Es geht also nicht um eine mögliche Zusammenarbeit, sondern um die richtige Strategie im Kampf gegen die AfD. Dass eine Anbiederungsstrategie das Gegenteil bewirkt, zeigte Hans-Georg Maaßen: Fünf von sechs Wahlkreisen in denen er Wahlkampf betrieb, wählten das Original, die AfD.
In welche Richtung geht es für die CDU?
Der Richtungsstreit bleibt aber weiter offen. Und er macht sich nicht zuletzt am Verhältnis zu Angela Merkel fest. Merz erwähnte sie in seiner Rede nur einmal fast beiläufig, wenn auch positiv. Sein Rezept, eine deutlichere Profilierung – dem Volk auf Maul schauen, ohne ihm populistisch nach dem Mund zu reden.
Das heißt für ihn auch Themen aufgreifen, mit denen die AfD offensichtlich punktet, vom Gendern bis zum Umgang mit Migranten. Dabei verheimlicht Merz nicht die innere Distanz zu Kanzlerschaft Merkel bei Themen wie dem Atomausstieg oder dem Umgang mit Flüchtlingen.

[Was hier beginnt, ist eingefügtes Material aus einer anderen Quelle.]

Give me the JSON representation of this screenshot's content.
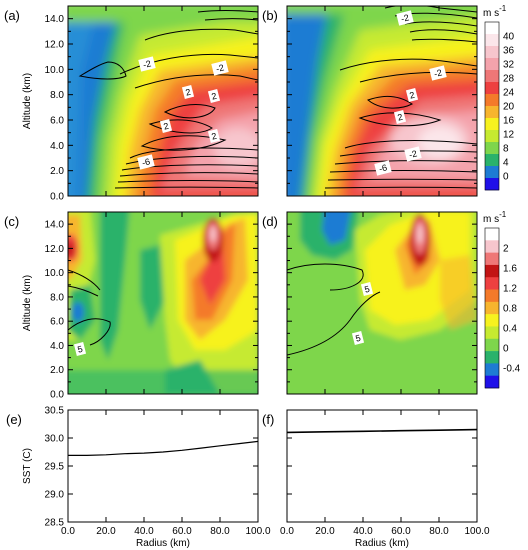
{
  "chart_data": [
    {
      "type": "heatmap",
      "panel": "(a)",
      "ylabel": "Altitude (km)",
      "ylim": [
        0,
        15
      ],
      "xlim": [
        0,
        100
      ],
      "y_ticks": [
        "0.0",
        "2.0",
        "4.0",
        "6.0",
        "8.0",
        "10.0",
        "12.0",
        "14.0"
      ],
      "contour_labels": [
        "-2",
        "-2",
        "2",
        "2",
        "2",
        "2",
        "-6"
      ]
    },
    {
      "type": "heatmap",
      "panel": "(b)",
      "ylim": [
        0,
        15
      ],
      "xlim": [
        0,
        100
      ],
      "contour_labels": [
        "-2",
        "-2",
        "2",
        "2",
        "-2",
        "-6"
      ]
    },
    {
      "type": "heatmap",
      "panel": "(c)",
      "ylabel": "Altitude (km)",
      "ylim": [
        0,
        15
      ],
      "xlim": [
        0,
        100
      ],
      "y_ticks": [
        "0.0",
        "2.0",
        "4.0",
        "6.0",
        "8.0",
        "10.0",
        "12.0",
        "14.0"
      ],
      "contour_labels": [
        "5"
      ]
    },
    {
      "type": "heatmap",
      "panel": "(d)",
      "ylim": [
        0,
        15
      ],
      "xlim": [
        0,
        100
      ],
      "contour_labels": [
        "5",
        "5"
      ]
    },
    {
      "type": "line",
      "panel": "(e)",
      "ylabel": "SST (C)",
      "xlabel": "Radius (km)",
      "ylim": [
        28.5,
        30.5
      ],
      "xlim": [
        0,
        100
      ],
      "y_ticks": [
        "28.5",
        "29.0",
        "29.5",
        "30.0",
        "30.5"
      ],
      "x_ticks": [
        "0.0",
        "20.0",
        "40.0",
        "60.0",
        "80.0",
        "100.0"
      ],
      "series": [
        {
          "x": [
            0,
            10,
            20,
            30,
            40,
            50,
            60,
            70,
            80,
            90,
            100
          ],
          "y": [
            29.69,
            29.69,
            29.7,
            29.72,
            29.73,
            29.75,
            29.78,
            29.82,
            29.86,
            29.9,
            29.94
          ]
        }
      ]
    },
    {
      "type": "line",
      "panel": "(f)",
      "xlabel": "Radius (km)",
      "ylim": [
        28.5,
        30.5
      ],
      "xlim": [
        0,
        100
      ],
      "x_ticks": [
        "0.0",
        "20.0",
        "40.0",
        "60.0",
        "80.0",
        "100.0"
      ],
      "series": [
        {
          "x": [
            0,
            20,
            40,
            60,
            80,
            100
          ],
          "y": [
            30.1,
            30.11,
            30.12,
            30.13,
            30.14,
            30.15
          ]
        }
      ]
    }
  ],
  "colorbars": [
    {
      "unit_main": "m s",
      "unit_exp": "-1",
      "labels": [
        "40",
        "36",
        "32",
        "28",
        "24",
        "20",
        "16",
        "12",
        "8",
        "4",
        "0"
      ],
      "colors": [
        "#ffffff",
        "#fbe6ea",
        "#f7c6cd",
        "#f4a3ac",
        "#ef7777",
        "#ee4040",
        "#f47a2a",
        "#f7b52e",
        "#f7f21f",
        "#c6ea30",
        "#7ed64c",
        "#2ab26b",
        "#1e7bd3",
        "#1f10e8"
      ]
    },
    {
      "unit_main": "m s",
      "unit_exp": "-1",
      "labels": [
        "2",
        "1.6",
        "1.2",
        "0.8",
        "0.4",
        "0",
        "-0.4"
      ],
      "colors": [
        "#ffffff",
        "#f7c6cd",
        "#ef7777",
        "#c21414",
        "#ee4040",
        "#f47a2a",
        "#f7b52e",
        "#f7f21f",
        "#c6ea30",
        "#7ed64c",
        "#2ab26b",
        "#1e7bd3",
        "#1f10e8"
      ]
    }
  ]
}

Wüst präsentiert sich als Alternative
Das bietet wiederum dem CDU-Landesvorsitzenden und Ministerpräsidenten von Nordrhein-Westfahlen Hendrik Wüst Raum, sich als Alternative zu positionieren.
Just zum Auftakt des kleinen Parteitags präsentierte er in einem Gastbeitrag für die "Frankfurter Allgemeine Zeitung" seine Sicht einer CDU der Modernität und Mitte, ganz in der Tradition "von Angela Merkel und Helmut Kohl".

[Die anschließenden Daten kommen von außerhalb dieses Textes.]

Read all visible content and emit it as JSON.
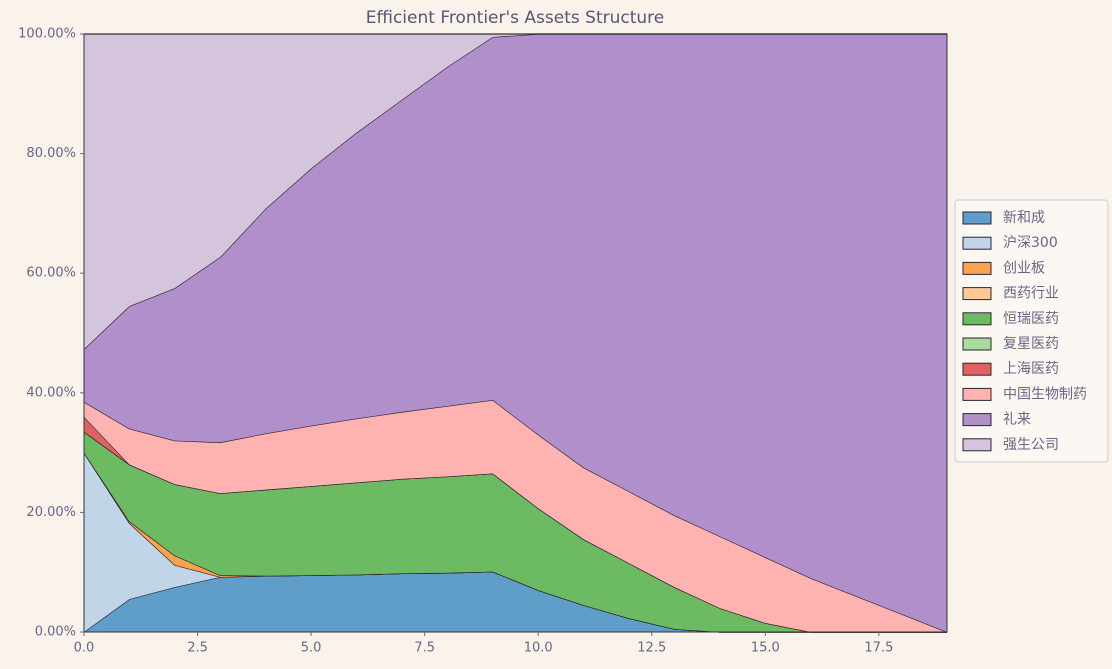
{
  "chart_data": {
    "type": "stacked_area",
    "title": "Efficient Frontier's Assets Structure",
    "x": [
      0,
      1,
      2,
      3,
      4,
      5,
      6,
      7,
      8,
      9,
      10,
      11,
      12,
      13,
      14,
      15,
      16,
      17,
      18,
      19
    ],
    "series": [
      {
        "name": "新和成",
        "color": "#5f9ec8",
        "values": [
          0,
          5.5,
          7.5,
          9.2,
          9.4,
          9.5,
          9.6,
          9.8,
          9.9,
          10.1,
          7,
          4.5,
          2.3,
          0.5,
          0,
          0,
          0,
          0,
          0,
          0
        ]
      },
      {
        "name": "沪深300",
        "color": "#c2d4e8",
        "values": [
          30,
          12.7,
          3.7,
          0,
          0,
          0,
          0,
          0,
          0,
          0,
          0,
          0,
          0,
          0,
          0,
          0,
          0,
          0,
          0,
          0
        ]
      },
      {
        "name": "创业板",
        "color": "#fba24f",
        "values": [
          0,
          0.3,
          1.6,
          0.3,
          0,
          0,
          0,
          0,
          0,
          0,
          0,
          0,
          0,
          0,
          0,
          0,
          0,
          0,
          0,
          0
        ]
      },
      {
        "name": "西药行业",
        "color": "#fcc897",
        "values": [
          0,
          0,
          0,
          0,
          0,
          0,
          0,
          0,
          0,
          0,
          0,
          0,
          0,
          0,
          0,
          0,
          0,
          0,
          0,
          0
        ]
      },
      {
        "name": "恒瑞医药",
        "color": "#6cbb63",
        "values": [
          3.5,
          9.5,
          11.9,
          13.7,
          14.4,
          14.9,
          15.4,
          15.8,
          16.1,
          16.4,
          13.7,
          11,
          9.2,
          7,
          4,
          1.5,
          0,
          0,
          0,
          0
        ]
      },
      {
        "name": "复星医药",
        "color": "#a8dc9a",
        "values": [
          0,
          0,
          0,
          0,
          0,
          0,
          0,
          0,
          0,
          0,
          0,
          0,
          0,
          0,
          0,
          0,
          0,
          0,
          0,
          0
        ]
      },
      {
        "name": "上海医药",
        "color": "#e06161",
        "values": [
          2.5,
          0,
          0,
          0,
          0,
          0,
          0,
          0,
          0,
          0,
          0,
          0,
          0,
          0,
          0,
          0,
          0,
          0,
          0,
          0
        ]
      },
      {
        "name": "中国生物制药",
        "color": "#feb3b0",
        "values": [
          2.5,
          6,
          7.3,
          8.5,
          9.4,
          10.1,
          10.7,
          11.2,
          11.8,
          12.3,
          12.3,
          12,
          12,
          12,
          12,
          11,
          9,
          6,
          3,
          0
        ]
      },
      {
        "name": "礼来",
        "color": "#b08fca",
        "values": [
          8.8,
          20.5,
          25.5,
          31,
          37.6,
          43,
          47.8,
          52.2,
          56.7,
          60.7,
          67,
          72.5,
          76.5,
          80.5,
          84,
          87.5,
          91,
          94,
          97,
          100
        ]
      },
      {
        "name": "强生公司",
        "color": "#d5c5dc",
        "values": [
          52.7,
          45.5,
          42.5,
          37.3,
          29.2,
          22.5,
          16.5,
          11,
          5.5,
          0.5,
          0,
          0,
          0,
          0,
          0,
          0,
          0,
          0,
          0,
          0
        ]
      }
    ],
    "xlim": [
      0,
      19
    ],
    "xticks": [
      {
        "value": 0,
        "label": "0.0"
      },
      2.5,
      {
        "value": 5,
        "label": "5.0"
      },
      7.5,
      {
        "value": 10,
        "label": "10.0"
      },
      12.5,
      {
        "value": 15,
        "label": "15.0"
      },
      17.5
    ],
    "ylim": [
      0,
      100
    ],
    "yticks": [
      {
        "value": 0,
        "label": "0.00%"
      },
      {
        "value": 20,
        "label": "20.00%"
      },
      {
        "value": 40,
        "label": "40.00%"
      },
      {
        "value": 60,
        "label": "60.00%"
      },
      {
        "value": 80,
        "label": "80.00%"
      },
      {
        "value": 100,
        "label": "100.00%"
      }
    ],
    "legend": "right"
  }
}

Gerade der Begriff der Mitte, den Merkel-Kritiker als Synonym von Beliebigkeit lesen, soll die CDU für eine breite Volkspartei offenhalten. "Die Schönheit der reinen Lehre sollen andere genießen. Wir machen pragmatische Politik, um die Probleme der Zeit anzugehen", betonte Wüst.
"Der Interessenausgleich gehört so fest zur Identität der CDU wie unser christliches Menschenbild. Wir sind die, die am besten für den gesellschaftlichen Ausgleich sorgen können", so sein Credo.

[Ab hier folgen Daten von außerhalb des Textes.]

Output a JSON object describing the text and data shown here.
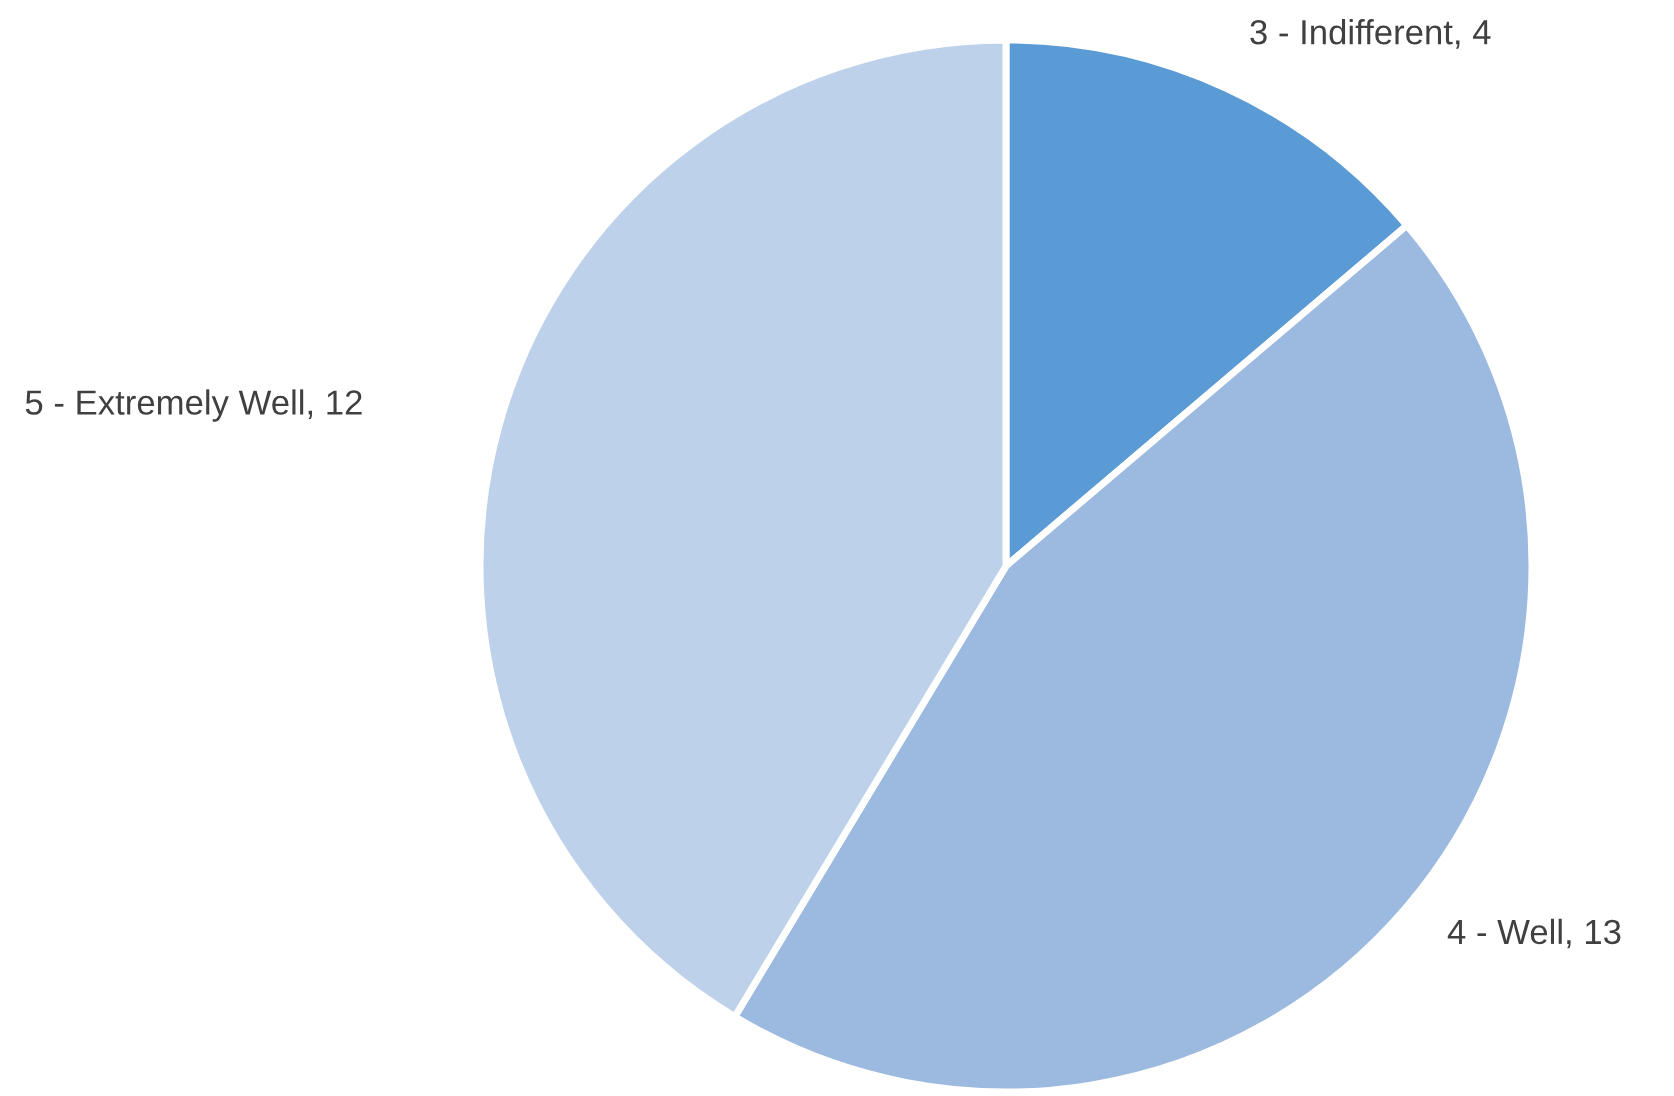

Für Wüst ist die CDU als "heterogene Volkspartei" ein "Inkubator für politische Entscheidungen, die breite Akzeptanz finden können".
Dies habe ihr über Jahrzehnte hinweg ihre Regierungs- und Mehrheitsfähigkeit gesichert. Mit seinem Beitrag brachte sich der Vertreter der jüngeren Generation unter den CDU-Granden in den Augen vieler Berichterstatter als Kanzlerkandidat der Union ins Spiel.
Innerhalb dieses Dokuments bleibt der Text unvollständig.